İzmir Büyükşehir Belediye Başkanı Dr. Cemil Tugay, Türkiye Sağlıklı Kentler Birliği’nin 44. Olağan Meclis Toplantısı’nda yaptığı konuşmada, iklim kriziyle birlikte suyun “kaybolan bir sistemin geri kazanılması gereken değeri” haline geldiğini vurguladı. Tugay, suyun yalnızca bir varlık değil, kentlerin geleceğini belirleyecek stratejik bir unsur olduğuna dikkat çekti.
İzmir'in ev sahipliği yaptığı toplantıda birliğin “Su Yönetimi ve Kuraklıkla Mücadele Stratejileri” başlıklı panelinde konuşan Tugay, Türkiye’de su yönetiminin artık klasik yöntemlerle sürdürülemeyeceğini belirterek, “Gerçeklerle yüzleşmeliyiz. Artık varlık çağında değiliz. Suyu, toprağı, enerjiyi, gıdayı bitmeyecekmiş gibi planladık. Oysa bugün geldiğimiz noktada suyu geri kazanılması gereken bir değer olarak görmek zorundayız” dedi.

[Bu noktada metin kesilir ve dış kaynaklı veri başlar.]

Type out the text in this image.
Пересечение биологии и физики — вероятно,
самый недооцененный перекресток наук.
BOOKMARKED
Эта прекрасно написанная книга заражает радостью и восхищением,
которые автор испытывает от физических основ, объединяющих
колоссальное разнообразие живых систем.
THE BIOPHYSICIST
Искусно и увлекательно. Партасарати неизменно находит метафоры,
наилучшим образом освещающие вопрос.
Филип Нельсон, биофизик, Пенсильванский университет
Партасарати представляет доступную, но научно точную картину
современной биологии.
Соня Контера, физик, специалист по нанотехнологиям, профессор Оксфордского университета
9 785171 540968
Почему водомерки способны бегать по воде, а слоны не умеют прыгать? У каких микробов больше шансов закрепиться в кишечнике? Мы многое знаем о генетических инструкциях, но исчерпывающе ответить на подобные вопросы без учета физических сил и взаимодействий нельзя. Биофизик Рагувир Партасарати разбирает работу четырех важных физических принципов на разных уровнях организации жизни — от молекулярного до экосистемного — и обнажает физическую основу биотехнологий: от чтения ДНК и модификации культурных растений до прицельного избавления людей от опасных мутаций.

Whatsapp Image 2025 10 10 At 16.52.43

"Geri kazanımı merkeze alınmalı"

Meteoroloji Genel Müdürlüğü, Avrupa Kuraklık Gözlemevi ve yerel yönetimlerin verilerine atıfta bulunan Tugay, Türkiye’nin birçok havzasında suyun planlamaların temel girdisi olmaktan çıktığını, barajların dolmadığını ve yeraltı sularının çekildiğini söyledi. Tugay, “Kentlerimiz altyapı yenilemelerine yetişemiyor. Gri suyun geri kazanımı ihmal ediliyor. Bu nedenle yerel yönetimler suyun geri kazanımı ve adil paylaşımını merkezine almalıdır” ifadelerini kullandı.
Küresel ölçekte suyun 21. yüzyılın en stratejik kaynağı haline geldiğini belirten Tugay, 2050’ye kadar sıcaklıkların artmasıyla kuraklık riskinin iki katına çıkmasının beklendiğini aktardı. Dünya Kuraklık Atlası verilerine göre İstanbul’un da kuraklığa karşı orta derecede risk altında olduğunu hatırlatan Tugay, “Artık kentlerin geleceğini, yeni sistemleri yerel düzeyde uygulama yeteneği belirleyecek. Su politikaları yalnızca boru döşemek ya da baraj yapmak değildir; bu, kentlerin dayanıklılığını yeniden tasarlama meselesidir” diye konuştu.

"Su yönetimi öncelik olmalı"

Tugay, Türkiye’nin kişi başına düşen yıllık su miktarının bin 339 metreküp seviyesine gerilediğini, ülkenin “su stresi” altındaki ülkeler arasında bulunduğunu belirtti. Su yönetiminde geçmişten bugüne yapılan düzenlemeleri hatırlatan Tugay, “Su kayıplarının azaltılması, arıtılmış suyun yeniden kullanımı, yağmur suyu yönetimi ve havza-şehir senkronizasyonu yerel yönetimlerin önceliği olmalıdır” dedi. Sözlerini yerel yönetimlere çağrıyla tamamlayan Tugay, temiz ve güvenli suya erişimin yalnızca çevresel değil, toplumsal bir mesele olduğunu belirterek, “Su krizine karşı hazırlıklı olmalıyız. Bu, sadece bugünün değil, geleceğin yaşam kalitesini korumak için de zorunluluktur” ifadelerini kullandı.